Does this contradict my answer to question 3? On the one hand, yes, since Sam’s announcement could hurt his level of entry into the league; on the other hand, no, since he has decided that the most important thing is that the world knows that he is attracted to the same sex.
How does coming out make this the most important thing in the world? This kind of toxic thinking is fueling homophobia in other avenues around the world, from sports to education to the Boy Scouts and more. A person is more than who they are attracted to. This is insulting.
5. Was it really necessary to come out?
Brown says that “the right to come out of the closet is the most fundamental aspect of gay activism.” Coming out is important, but being treated with respect whether or not you’re out is just as or even more important. Sam didn’t need to come out in order to have a successful career; he needed to come out in order to become the honest player he wanted to be.
However, this is not the correct question to ask. When you ask if it’s “necessary” to come out, you suggest that being gay is something shameful that deserves to be kept secret, or that needs a specific reason to be brought up. Would you ask if it’s “necessary” for an average straight player to talk about their girlfriend publicly? Probably not. But it’s not any more necessary than Michael Sam acknowledging that he’s gay.
Since he is about to be drafted by the NFL, if his sexual and romantic attractions will not be brought into the locker room and will have nothing to do with his football career, why make it an issue now?
Why can’t he just play the game, keep his private life private (as many public figures do), and when his career is over, if he wants to tell the whole world he’s gay, he can do so then?
Instead, he has made his romantic and sexual attractions the dominant sports issue of the day. Is this something to be celebrated?
Why can’t he just play the game? Because there is something fundamentally wrong with being told you have to wait until your career is over to be honest about a part of your life that other players can speak freely about.
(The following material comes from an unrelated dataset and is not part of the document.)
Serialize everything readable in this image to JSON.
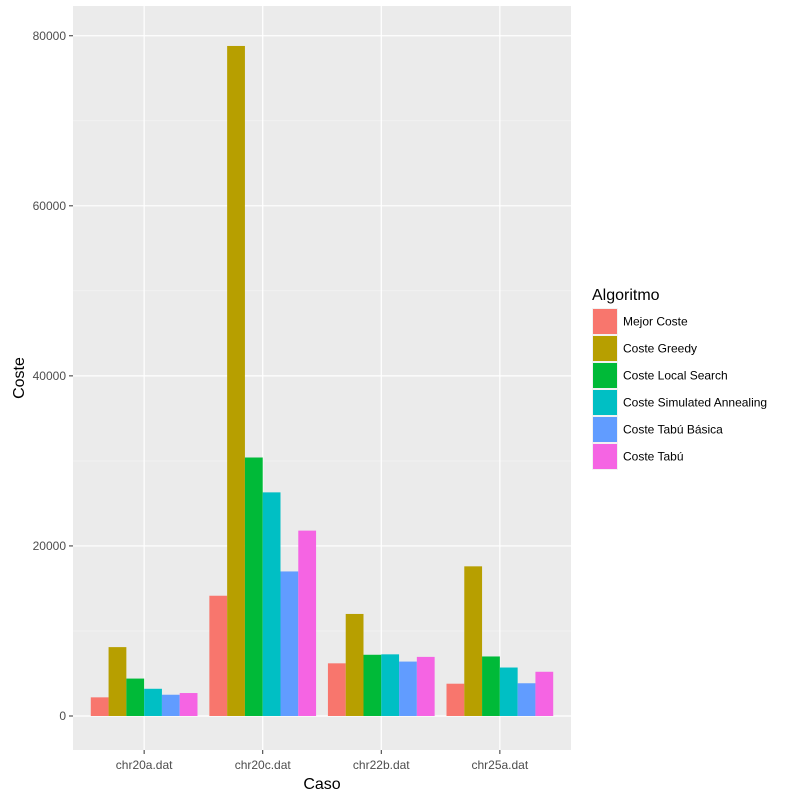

Telling Sam to wait until his career is over is telling him never to bring a hypothetical boyfriend to see him play, never to answer honestly when media ask him about his personal life (as they will), never to be honest about who he is with his fans. You wouldn’t ask these things of a straight player; it’s unfair to ask them of someone who’s gay.
Michael Brown’s questions imply that there is something fundamentally shameful about being gay. Michael Sam’s coming out is another step forward proving that isn’t true. Even if Charisma News isn’t ready to partake in that conversation, we’re going to have it anyway.